Treating mold-infected books

In the past, various chemicals were used to "kill" mold spores, including ethylene oxide in a vacuum chamber (now effectively banned because of health concerns) and heated thymol and para-dichlobenzine (now recognized as mostly ineffective). No matter what chemicals were used to kill mold, materials would again become moldy if returned to the same environment.

If a large number of books are wet or damp, freezing is a way of quickly stabilizing the infestation until appropriate treatment can be dispensed.

The treatment of mold-infected books requires that they be taken to a well-ventilated area with electric fans to increase air movement. A good arrangement is to stand the books on edge with the boards slightly opened have a fan blow across them through an open window or to handle the books inside a running fume hood (cupboard).
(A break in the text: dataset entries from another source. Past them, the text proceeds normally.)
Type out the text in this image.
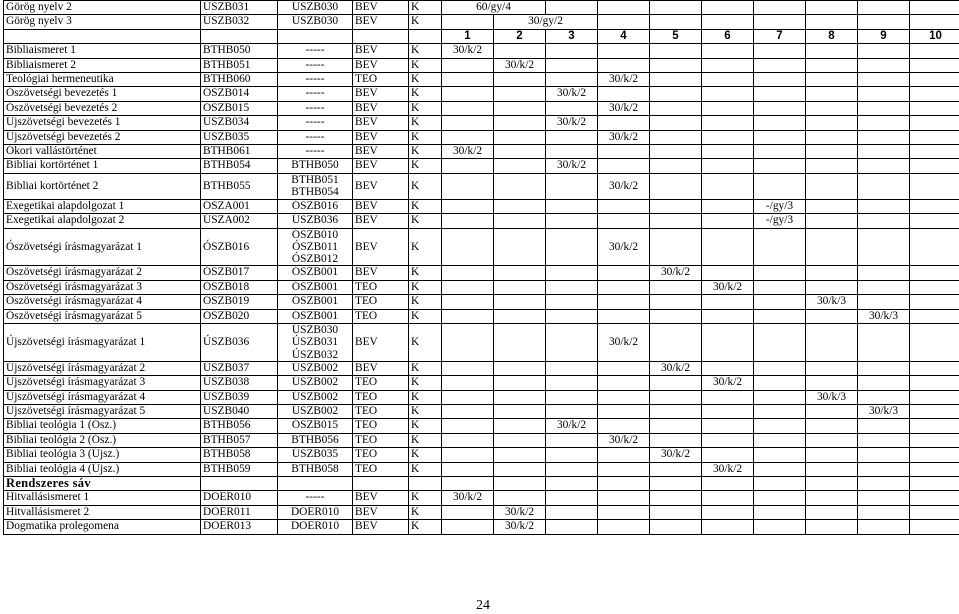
Görög nyelv 2	ÚSZB031	ÚSZB030	BEV	K	60/gy/4									
Görög nyelv 3	ÚSZB032	ÚSZB030	BEV	K		30/gy/2								
					1	2	3	4	5	6	7	8	9	10
Bibliaismeret 1	BTHB050	-----	BEV	K	30/k/2									
Bibliaismeret 2	BTHB051	-----	BEV	K		30/k/2								
Teológiai hermeneutika	BTHB060	-----	TEO	K				30/k/2						
Ószövetségi bevezetés 1	ÓSZB014	-----	BEV	K			30/k/2							
Ószövetségi bevezetés 2	ÓSZB015	-----	BEV	K				30/k/2						
Újszövetségi bevezetés 1	ÚSZB034	-----	BEV	K			30/k/2							
Újszövetségi bevezetés 2	ÚSZB035	-----	BEV	K				30/k/2						
Ókori vallástörténet	BTHB061	-----	BEV	K	30/k/2									
Bibliai kortörténet 1	BTHB054	BTHB050	BEV	K			30/k/2							
Bibliai kortörténet 2	BTHB055	BTHB051
BTHB054	BEV	K				30/k/2						
Exegetikai alapdolgozat 1	ÓSZA001	ÓSZB016	BEV	K							-/gy/3			
Exegetikai alapdolgozat 2	ÚSZA002	ÚSZB036	BEV	K							-/gy/3			
Ószövetségi írásmagyarázat 1	ÓSZB016	ÓSZB010
ÓSZB011
ÓSZB012	BEV	K				30/k/2						
Ószövetségi írásmagyarázat 2	ÓSZB017	ÓSZB001	BEV	K					30/k/2					
Ószövetségi írásmagyarázat 3	ÓSZB018	ÓSZB001	TEO	K						30/k/2				
Ószövetségi írásmagyarázat 4	ÓSZB019	ÓSZB001	TEO	K								30/k/3		
Ószövetségi írásmagyarázat 5	ÓSZB020	ÓSZB001	TEO	K									30/k/3	
Újszövetségi írásmagyarázat 1	ÚSZB036	ÚSZB030
ÚSZB031
ÚSZB032	BEV	K				30/k/2						
Újszövetségi írásmagyarázat 2	ÚSZB037	ÚSZB002	BEV	K					30/k/2					
Újszövetségi írásmagyarázat 3	ÚSZB038	ÚSZB002	TEO	K						30/k/2				
Újszövetségi írásmagyarázat 4	ÚSZB039	ÚSZB002	TEO	K								30/k/3		
Újszövetségi írásmagyarázat 5	ÚSZB040	ÚSZB002	TEO	K									30/k/3	
Bibliai teológia 1 (Ósz.)	BTHB056	ÓSZB015	TEO	K			30/k/2							
Bibliai teológia 2 (Ósz.)	BTHB057	BTHB056	TEO	K				30/k/2						
Bibliai teológia 3 (Újsz.)	BTHB058	ÚSZB035	TEO	K					30/k/2					
Bibliai teológia 4 (Újsz.)	BTHB059	BTHB058	TEO	K						30/k/2				
Rendszeres sáv														
Hitvallásismeret 1	DOER010	-----	BEV	K	30/k/2									
Hitvallásismeret 2	DOER011	DOER010	BEV	K		30/k/2								
Dogmatika prolegomena	DOER013	DOER010	BEV	K		30/k/2								
24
Mold: FacemaskRapidly moving air will dry out the moisture and desiccate the mold spores, rendering them inactive. If necessary, take the books outdoors and place in the sun and a mild breeze for a short time, and if possible, remove the mold outdoors. Ultraviolet rays from the sun will kill mold. In handling infected books, staff should wear HEPA face masks or respirators and plastic or rubber gloves.

Mold: HepavacuumWhen the books are dry, a HEPA filter vacuum cleaner should be used to remove as much of the inactive mold as possible from the covers of the books.

If the library does not have a HEPA filter vacuum, activated dusters (dusters with an electrostatic charge, or containing a mild adhesive) can be used. The dusters should be laid over the infected area and the mold spores gently picked up. This procedure prevents mold spores from being released into the air.

When the soft mold has been removed, the outside of book covers can be wiped with a solution of ethyl alcohol. This acts as a mild solvent to remove some of the outer staining. Care must be taken not to wet the area too much.

The inside of the books can now be examined. In many cases, mold stains will be seen on the inside of the binding, near the joints and at the head and tail. The stains can be gently swabbed with ethyl alcohol, but it is unlikely that they will be completely removed. Although mold stains can be treated with chemical bleach, this is not recommended because bleach can cause the paper to deteriorate rapidly, especially in humid conditions.

Returning treated books

Books should not be returned to their shelf location until the space is declared completely free of mold and the cause identified and rectified. Affected surfaces in the room can be washed down with liquid bleach (Lysol), but this should be completely dry before the room is again occupied.

Following the return of books to the shelf, the room should be inspected periodically to ensure that mold has not returned. HVAC components should be checked, especially in vent areas, and HVAC filters changed on a regular basis. In the absence of HVAC, ensure that air circulation is improved.

What not to do

Unfortunately, there are numerous rough and ready approaches to mold removal that should be avoided. For example: Do not brush off dried-out mold spores. This will launch them into the air where they can be inhaled.

• Do not spray or swab the books with bleach of any kind. This can cause severe damage.
• Do not use a chemical fumigant without checking to see if it is toxic.
• Do not inhale mold spores when cleaning off books, and do not enter a mold-infested area without an approved face mask.

Mold damage to non-book materials

Prints, maps, framed items, and other artwork needs to be handled with great care, as careless vacuuming or dusting can damage fragile surfaces. A useful mold removal method is to place a piece of fiberglass insect screening over the piece, then vacuum through the screen to remove as much of the inactive mold as possible. If you are working outdoors and wearing a respirator, a soft brush may be employed to gently remove the mold. Take care not to grind the spores into the medium or the paper fibers. If framed materials show signs of mold on the inside of the frame enclosure, the artifact should be unframed, treated, and reframed using new matting and a frame that has been thoroughly cleaned and dried.